Russell Street residents faced off Thursday against their neighbors at the Berkeley Thai Temple, charging them with running a commercial restaurant in a residential neighborhood, bringing litter and congestion to the area, every Sunday.
More than 30 supporters of the temple, located at 1911 Russell St., turned up at Thursday’s Zoning Adjustments Board (ZAB) meeting to deny the charges and to request a permit to build a new Buddha shrine on the site and add four parking spaces on an adjacent vacant lot.
Applicant Komson Thong also requested the board to approve 10 tables—three with parasols—which would be situated inside a Buddha garden on Martin Luther King Jr. Way.
After listening to complaints from a few neighbors, the zoning board decided to postpone the issue to June 26 and asked city staff to investigate whether the temple was violating the zoning ordinance.
It also asked members of the Thai temple to mediate with its neighbors about parking, hours of operation and other concerns.
Some neighbors were angry that the temple started work as early as 5 a.m., since a 1993 zoning permit limits the use to 8 a.m. to 8 p.m. daily. The temple serves food to the public outdoors in the back of the property from 9:30 a.m. to 2 p.m. every Sunday.
Piper Davis, who moved into the house abutting the Thai temple three years ago, complained that the noise of pots and pans clanging to prepare food woke her up early in the morning.
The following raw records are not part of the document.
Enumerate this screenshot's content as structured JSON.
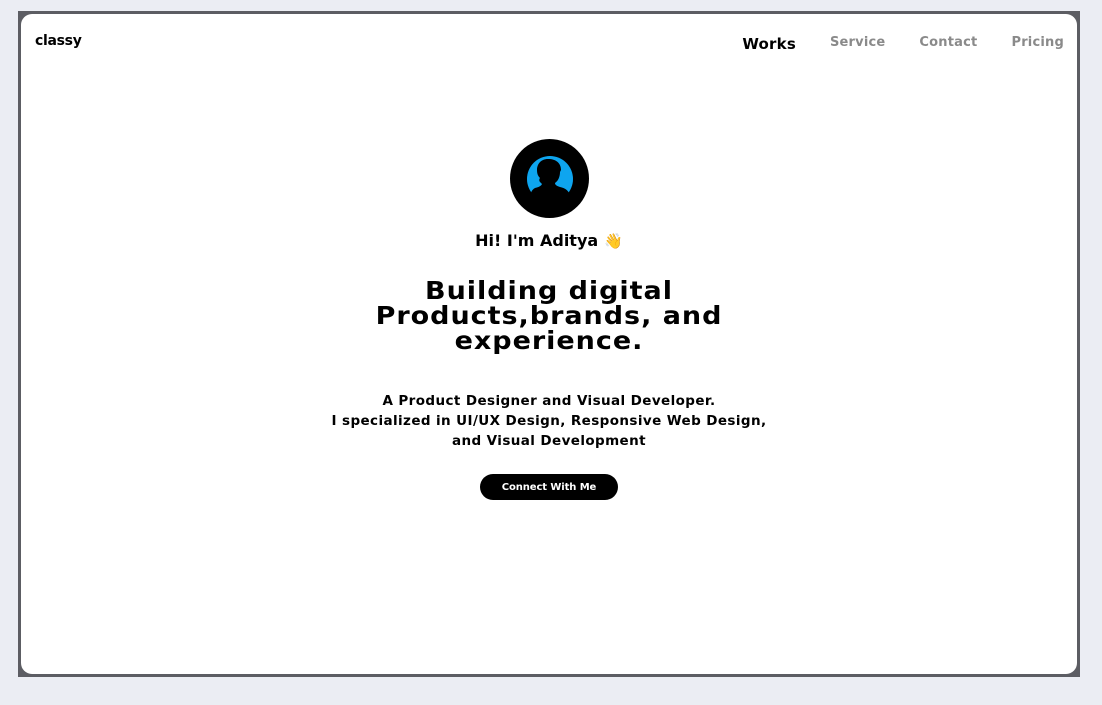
{
  "header": {
    "brand": "classy",
    "nav": [
      {
        "label": "Works",
        "active": true
      },
      {
        "label": "Service",
        "active": false
      },
      {
        "label": "Contact",
        "active": false
      },
      {
        "label": "Pricing",
        "active": false
      }
    ]
  },
  "hero": {
    "avatar_icon": "person-silhouette-icon",
    "avatar_accent": "#0ea5ef",
    "greeting": "Hi! I'm Aditya",
    "greeting_emoji": "👋",
    "headline_lines": [
      "Building digital",
      "Products,brands, and",
      "experience."
    ],
    "description_lines": [
      "A Product Designer and Visual Developer.",
      "I specialized in UI/UX Design, Responsive Web Design,",
      "and Visual Development"
    ],
    "cta_label": "Connect With Me"
  }
}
“We want this large scale open air commercial restaurant moved to another location,” said her husband Tom Ruff. “It’s really under-described, and has inflicted significant harm on the community surrounding the Thai temple. We respect the spirit of their mission, but we respectfully object to a large scale commercial restaurant.”
Another neighbor, John W. Taylor, said he had been unable to enjoy his driveway, which was blocked by cars belonging to visitors at the temple every week.
“They need to construct more parking spaces,” he said. “Four parking spaces is like putting your finger in a dike.”
Thong said members of the temple would address neighborhood concerns.
Zoning staff said they had not received any nuisance complaints from neighbors over the last few years about the temple’s operations, but that they would investigate in light of recent concerns expressed at the meeting.
According to the zoning staff report, the temple offers food to its visitors as typical of Thai customs, in return for which they ask for donations.
1819 Fifth St.
The zoning board also approved a 22-unit three story mixed-use project totaling 20,820 square feet at 1819 Fifth St. Thursday, despite opposition from its next-door neighbor, the East Bay Vivarium.
Owen Maercks, who owns the Vivarium, said the proposed development—which provides 22 parking spaces—would push the business out of Berkeley.
“When we came here 20 years ago, there was a parking problem,” Maercks said. “We have been losing business over the years but parking is worse than ever today. A 22-unit project will be the final straw.”
Applicant Tim Rempel said the vivarium—housed in a 7,500 lot—should provide 15 to 20 parking spots for its customers, instead of the current 5.
“I think it’s a valuable business, but it’s in a building difficult to have a business out of. Our project is modest and sustainable.”
After the zoning board objected to the scale and density of the proposed mixed-use project last year, Rempel scaled it down to a height which met with approval from boardmembers Thursday.
“The new project is much more compatible,” said board member Terry Doran. “The issue of parking is not going to go away, whether this particular project is prevented or not. Existing businesses will have to co-exist with new businesses.”
Zoning vice-chair Bob Allen stressed the importance of the City Council and the planning department addressing neighborhood parking concerns.